Ich schaue in die Menschenmasse, kann jedoch kein Ende erkennen. Zum Glück machen mir so viele Menschen jetzt nichts mehr aus. Keine Platzangst mehr und auch die Lautstärke stresst mich nicht. Mein Mann, der um einiges größer ist als die meisten, sieht wesentlich mehr. Ich frage ihn wie viele wir wohl sind und er stellt die Vermutung auf, dass Jehova tatsächlich sein gesamtes Volk hier versammelt hat. Ich klettere auf einen der Bäume, weil ich so neugierig bin. Dass ich überhaupt darauf komme, ist schon toll. Ich fühle mich fitter als je zuvor. Und das an Tag 1 im Paradies!!!

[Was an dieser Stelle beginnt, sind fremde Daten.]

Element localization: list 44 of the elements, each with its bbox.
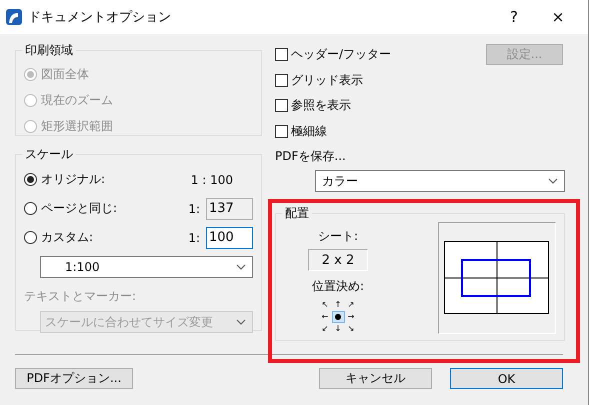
- ok-button[interactable]: OK: [450, 368, 563, 389]
- pdf-options-button[interactable]: PDFオプション...: [15, 368, 133, 389]
- cancel-button[interactable]: キャンセル: [319, 368, 432, 389]
- checkbox-option[interactable]: ヘッダー/フッター: [275, 42, 486, 68]
- scale-dropdown[interactable]: 1:100: [40, 256, 253, 278]
- chevron-icon: [236, 319, 246, 325]
- ratio-field[interactable]: 100: [206, 226, 253, 248]
- radio-icon[interactable]: [24, 173, 37, 186]
- checkbox-option[interactable]: 極細線: [275, 118, 486, 144]
- radio-option[interactable]: ページと同じ:: [24, 196, 118, 222]
- radio-option[interactable]: カスタム:: [24, 224, 94, 250]
- window-title: ドキュメントオプション: [28, 9, 172, 26]
- ratio-label: 1:: [188, 202, 200, 216]
- group-title: 配置: [284, 205, 310, 222]
- radio-icon[interactable]: [24, 202, 37, 215]
- position-button[interactable]: ↑: [332, 299, 344, 311]
- position-button[interactable]: ●: [332, 311, 344, 323]
- checkbox-option[interactable]: 参照を表示: [275, 93, 486, 118]
- position-button[interactable]: ←: [318, 311, 332, 323]
- sheet-label: シート:: [318, 228, 358, 245]
- app-logo-icon: [6, 9, 22, 25]
- ratio-field[interactable]: 137: [206, 198, 253, 220]
- save-label: PDFを保存...: [275, 148, 347, 165]
- ratio-label: 1 : 100: [190, 172, 233, 186]
- position-button[interactable]: →: [344, 311, 358, 323]
- radio-option[interactable]: オリジナル:: [24, 166, 106, 192]
- color-dropdown[interactable]: カラー: [315, 170, 565, 192]
- position-button[interactable]: ↗: [344, 299, 358, 311]
- chevron-icon: [236, 264, 246, 270]
- sheet-count: 2 x 2: [308, 249, 368, 271]
- checkbox-option[interactable]: グリッド表示: [275, 68, 486, 93]
- position-label: 位置決め:: [312, 278, 364, 295]
- chevron-icon: [548, 178, 558, 184]
- ratio-label: 1:: [188, 230, 200, 244]
- position-button[interactable]: ↙: [318, 323, 332, 335]
- position-button[interactable]: ↓: [332, 323, 344, 335]
- radio-icon[interactable]: [24, 231, 37, 244]
- group-title: 印刷領域: [24, 42, 74, 59]
- position-button[interactable]: ↖: [318, 299, 332, 311]
- close-button[interactable]: ×: [536, 0, 580, 34]
- help-button[interactable]: ?: [492, 0, 536, 34]
- field-label: テキストとマーカー:: [24, 288, 138, 305]
- position-button[interactable]: ↘: [344, 323, 358, 335]
- group-title: スケール: [24, 146, 74, 163]
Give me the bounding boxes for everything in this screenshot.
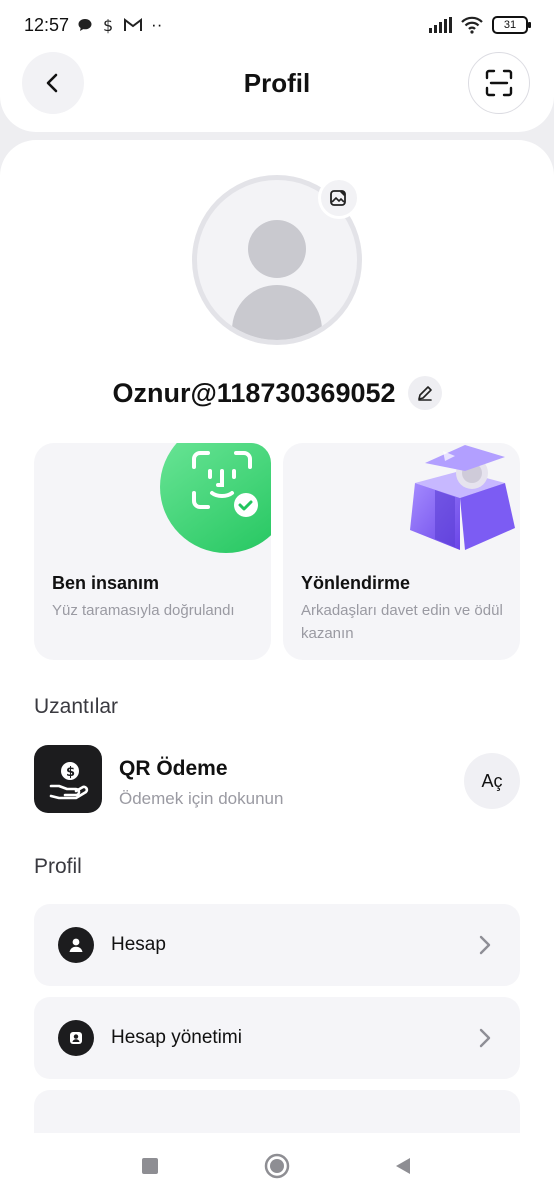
- chevron-right-icon: [474, 934, 496, 956]
- svg-text:$: $: [103, 16, 113, 34]
- card-title: Yönlendirme: [301, 573, 411, 593]
- account-manage-glyph: [70, 1032, 82, 1044]
- back-nav-button[interactable]: [388, 1151, 418, 1181]
- mail-notification-icon: [124, 18, 143, 31]
- face-id-icon: [192, 451, 258, 517]
- header: Profil: [0, 50, 554, 132]
- profile-section-title: Profil: [34, 855, 82, 878]
- square-icon: [142, 1158, 158, 1174]
- scan-button[interactable]: [468, 52, 530, 114]
- username: Oznur@118730369052: [112, 377, 396, 408]
- face-scan-graphic: [160, 443, 271, 553]
- status-right: 31: [428, 16, 531, 34]
- menu-item-account[interactable]: Hesap: [34, 904, 520, 986]
- home-circle-icon: [264, 1153, 290, 1179]
- open-button[interactable]: Aç: [464, 753, 520, 809]
- user-glyph: [69, 938, 83, 952]
- battery-level: 31: [503, 19, 517, 31]
- hand-coin-icon: $: [49, 762, 89, 800]
- avatar-body: [232, 285, 322, 340]
- pencil-icon: [417, 386, 432, 401]
- wifi-icon: [461, 16, 483, 34]
- menu-item-label: Hesap: [111, 934, 166, 955]
- card-title: Ben insanım: [52, 573, 160, 593]
- account-manage-icon: [58, 1020, 94, 1056]
- status-left: 12:57 $ ··: [24, 15, 162, 36]
- edit-username-button[interactable]: [407, 376, 442, 410]
- referral-card[interactable]: Yönlendirme Arkadaşları davet edin ve öd…: [283, 443, 520, 660]
- extension-subtitle: Ödemek için dokunun: [119, 789, 284, 808]
- status-time: 12:57: [24, 14, 70, 35]
- status-bar: 12:57 $ ·· 31: [0, 0, 554, 50]
- avatar-head: [248, 220, 306, 278]
- image-edit-icon: [330, 190, 346, 206]
- svg-text:$: $: [66, 765, 75, 780]
- more-notifications-dots: ··: [151, 15, 163, 34]
- change-photo-button[interactable]: [318, 177, 360, 219]
- triangle-back-icon: [396, 1158, 410, 1174]
- dollar-notification-icon: $: [103, 16, 113, 34]
- card-subtitle: Yüz taramasıyla doğrulandı: [52, 602, 235, 619]
- system-navigation-bar: [0, 1133, 554, 1200]
- gift-box-icon: [410, 445, 515, 550]
- recent-apps-button[interactable]: [135, 1151, 165, 1181]
- qr-payment-app-icon: $: [34, 745, 102, 813]
- human-verification-card[interactable]: Ben insanım Yüz taramasıyla doğrulandı: [34, 443, 271, 660]
- username-row: Oznur@118730369052: [0, 376, 554, 410]
- chat-notification-icon: [78, 19, 92, 31]
- menu-item-account-management[interactable]: Hesap yönetimi: [34, 997, 520, 1079]
- user-icon: [58, 927, 94, 963]
- qr-payment-extension[interactable]: $ QR Ödeme Ödemek için dokunun Aç: [34, 745, 520, 813]
- extension-title: QR Ödeme: [119, 757, 228, 780]
- menu-item-label: Hesap yönetimi: [111, 1027, 242, 1048]
- home-button[interactable]: [262, 1151, 292, 1181]
- profile-content: Oznur@118730369052 Ben insanım Yüz taram…: [0, 140, 554, 1140]
- card-subtitle: Arkadaşları davet edin ve ödül kazanın: [301, 602, 503, 642]
- extensions-section-title: Uzantılar: [34, 695, 119, 718]
- scan-icon: [485, 69, 513, 97]
- battery-indicator: 31: [492, 16, 531, 34]
- signal-icon: [429, 17, 452, 33]
- chevron-right-icon: [474, 1027, 496, 1049]
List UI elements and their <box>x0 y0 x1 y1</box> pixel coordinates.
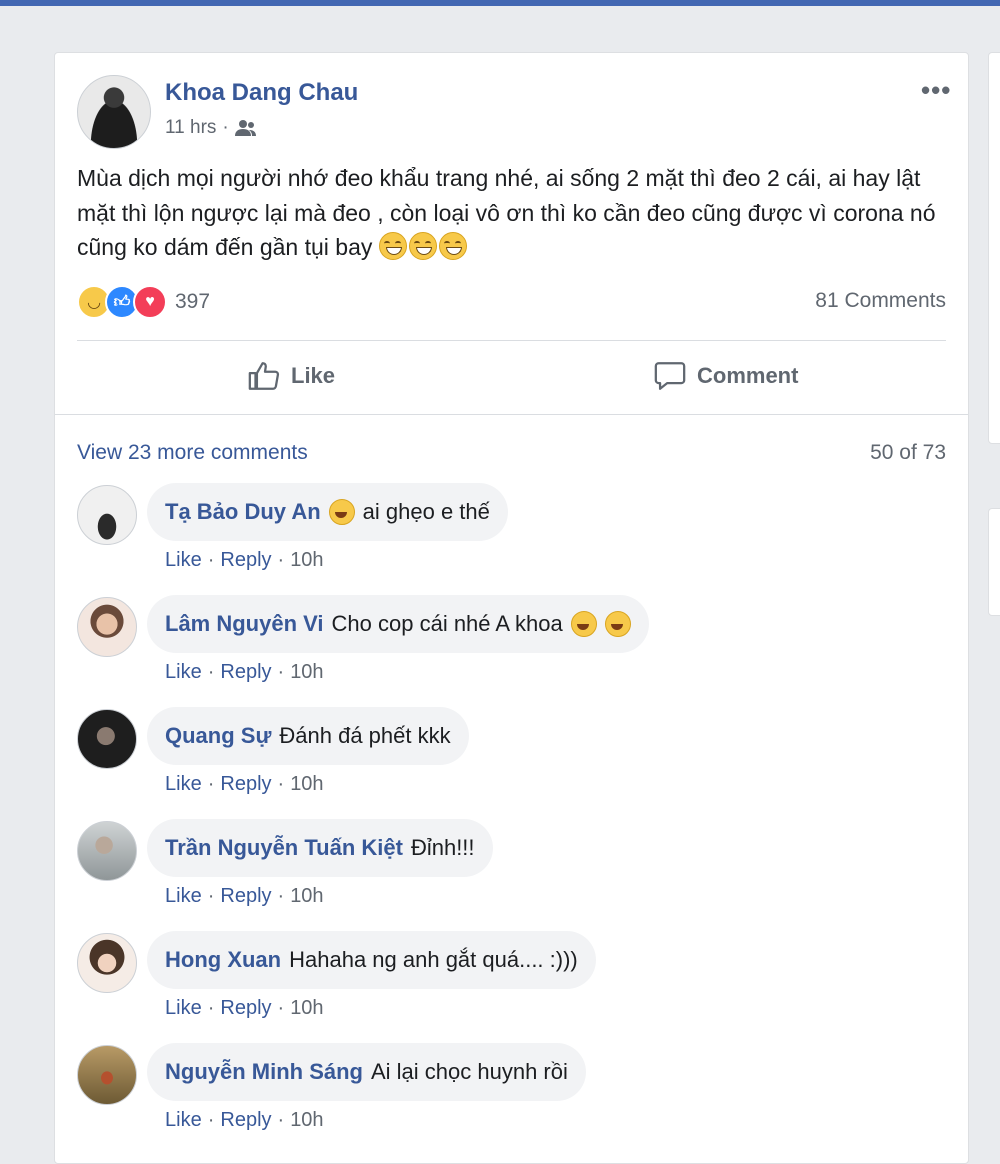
comment-bubble: Nguyễn Minh Sáng Ai lại chọc huynh rồi <box>147 1043 586 1101</box>
separator: · <box>207 549 215 571</box>
separator: · <box>207 997 215 1019</box>
comment-reply-link[interactable]: Reply <box>220 773 271 796</box>
separator: · <box>207 773 215 795</box>
comment-actions: Like · Reply · 10h <box>165 1109 324 1132</box>
like-button[interactable]: Like <box>247 359 335 393</box>
comment-text: Đánh đá phết kkk <box>279 723 451 748</box>
comment-reply-link[interactable]: Reply <box>220 885 271 908</box>
post-time[interactable]: 11 hrs <box>165 117 216 139</box>
separator: · <box>277 549 285 571</box>
separator: · <box>277 773 285 795</box>
comment-like-link[interactable]: Like <box>165 549 202 572</box>
reaction-summary[interactable]: ◡ 👍︎ ♥ 397 <box>77 285 210 319</box>
top-navigation-bar <box>0 0 1000 6</box>
more-options-icon[interactable]: ••• <box>921 75 951 106</box>
separator: · <box>277 997 285 1019</box>
like-button-label: Like <box>291 363 336 388</box>
separator: · <box>277 885 285 907</box>
comment-time[interactable]: 10h <box>290 773 323 796</box>
separator: · <box>207 661 215 683</box>
divider <box>77 340 946 341</box>
grin-emoji-icon <box>408 232 437 260</box>
comment-actions: Like · Reply · 10h <box>165 661 324 684</box>
comment-time[interactable]: 10h <box>290 549 323 572</box>
comment-icon <box>654 362 686 390</box>
post-meta: 11 hrs · <box>165 117 257 139</box>
comment-like-link[interactable]: Like <box>165 773 202 796</box>
comment-reply-link[interactable]: Reply <box>220 549 271 572</box>
comment-bubble: Hong Xuan Hahaha ng anh gắt quá.... :))) <box>147 931 596 989</box>
comments-pager: 50 of 73 <box>870 441 946 464</box>
commenter-name[interactable]: Trần Nguyễn Tuấn Kiệt <box>165 835 403 861</box>
side-panel-card <box>988 508 1000 616</box>
comment-like-link[interactable]: Like <box>165 661 202 684</box>
divider <box>55 414 968 415</box>
grin-emoji-icon <box>378 232 407 260</box>
grin-emoji-icon <box>438 232 467 260</box>
comment-button[interactable]: Comment <box>653 359 798 393</box>
comment-reply-link[interactable]: Reply <box>220 1109 271 1132</box>
rofl-emoji-icon <box>604 611 631 637</box>
commenter-avatar[interactable] <box>77 597 137 657</box>
post-author-name[interactable]: Khoa Dang Chau <box>165 79 358 107</box>
commenter-avatar[interactable] <box>77 933 137 993</box>
commenter-name[interactable]: Lâm Nguyên Vi <box>165 611 324 637</box>
comment-like-link[interactable]: Like <box>165 885 202 908</box>
commenter-name[interactable]: Quang Sự <box>165 723 271 749</box>
comment-like-link[interactable]: Like <box>165 1109 202 1132</box>
comment-item: Trần Nguyễn Tuấn Kiệt Đỉnh!!! Like · Rep… <box>77 819 937 931</box>
view-more-comments-link[interactable]: View 23 more comments <box>77 441 308 465</box>
thumbs-up-icon <box>248 362 280 390</box>
rofl-emoji-icon <box>570 611 597 637</box>
commenter-name[interactable]: Tạ Bảo Duy An <box>165 499 321 525</box>
comment-text: Hahaha ng anh gắt quá.... :))) <box>289 947 578 972</box>
comment-item: Hong Xuan Hahaha ng anh gắt quá.... :)))… <box>77 931 937 1043</box>
comment-time[interactable]: 10h <box>290 997 323 1020</box>
comment-text: Ai lại chọc huynh rồi <box>371 1059 568 1084</box>
comment-bubble: Tạ Bảo Duy An ai ghẹo e thế <box>147 483 508 541</box>
comment-actions: Like · Reply · 10h <box>165 997 324 1020</box>
author-avatar[interactable] <box>77 75 151 149</box>
comments-count[interactable]: 81 Comments <box>815 289 946 313</box>
comment-bubble: Quang Sự Đánh đá phết kkk <box>147 707 469 765</box>
comment-bubble: Trần Nguyễn Tuấn Kiệt Đỉnh!!! <box>147 819 493 877</box>
commenter-avatar[interactable] <box>77 821 137 881</box>
separator: · <box>277 661 285 683</box>
comment-text: ai ghẹo e thế <box>362 499 490 524</box>
comment-bubble: Lâm Nguyên Vi Cho cop cái nhé A khoa <box>147 595 649 653</box>
comment-reply-link[interactable]: Reply <box>220 997 271 1020</box>
love-reaction-icon: ♥ <box>133 285 167 319</box>
separator: · <box>207 1109 215 1131</box>
friends-audience-icon[interactable] <box>234 119 257 137</box>
side-panel-card <box>988 52 1000 444</box>
post-text: Mùa dịch mọi người nhớ đeo khẩu trang nh… <box>77 161 947 265</box>
comment-time[interactable]: 10h <box>290 885 323 908</box>
separator: · <box>277 1109 285 1131</box>
comment-item: Quang Sự Đánh đá phết kkk Like · Reply ·… <box>77 707 937 819</box>
comment-item: Lâm Nguyên Vi Cho cop cái nhé A khoa Lik… <box>77 595 937 707</box>
comment-time[interactable]: 10h <box>290 1109 323 1132</box>
commenter-name[interactable]: Nguyễn Minh Sáng <box>165 1059 363 1085</box>
comment-time[interactable]: 10h <box>290 661 323 684</box>
commenter-avatar[interactable] <box>77 485 137 545</box>
comment-like-link[interactable]: Like <box>165 997 202 1020</box>
commenter-name[interactable]: Hong Xuan <box>165 947 281 973</box>
commenter-avatar[interactable] <box>77 709 137 769</box>
comment-actions: Like · Reply · 10h <box>165 549 324 572</box>
separator: · <box>207 885 215 907</box>
comment-item: Nguyễn Minh Sáng Ai lại chọc huynh rồi L… <box>77 1043 937 1155</box>
comment-button-label: Comment <box>697 363 799 388</box>
laughing-emoji-icon <box>328 499 355 525</box>
comment-text: Cho cop cái nhé A khoa <box>331 611 563 636</box>
comment-reply-link[interactable]: Reply <box>220 661 271 684</box>
comment-item: Tạ Bảo Duy An ai ghẹo e thế Like · Reply… <box>77 483 937 595</box>
comment-actions: Like · Reply · 10h <box>165 885 324 908</box>
post-body: Mùa dịch mọi người nhớ đeo khẩu trang nh… <box>77 165 936 260</box>
comment-text: Đỉnh!!! <box>410 835 475 860</box>
meta-separator: · <box>222 117 229 138</box>
reaction-count[interactable]: 397 <box>175 290 210 314</box>
commenter-avatar[interactable] <box>77 1045 137 1105</box>
comment-actions: Like · Reply · 10h <box>165 773 324 796</box>
post-card: Khoa Dang Chau 11 hrs · ••• Mùa dịch mọi… <box>54 52 969 1164</box>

Ich blicke auf tausende Versammlungen. Ich habe noch nie in meinem Leben so viele Menschen gesehen. Vierzigtausend in einem Stadion bei einem großen Kongress, aber circa 10 Millionen Menschen? Das ist wirklich unbeschreiblich!

Nach einiger Zeit ertönt wieder eine von diesen übermenschlichen Posaunen. Höchstwahrscheinlich sind nun alle angekommen und wir erhalten weitere Anweisungen, wie unser Fest ablaufen soll. Wir würden Jehova so gern unsere Dankbarkeit zeigen. Welches Lied singen wir wohl zuerst?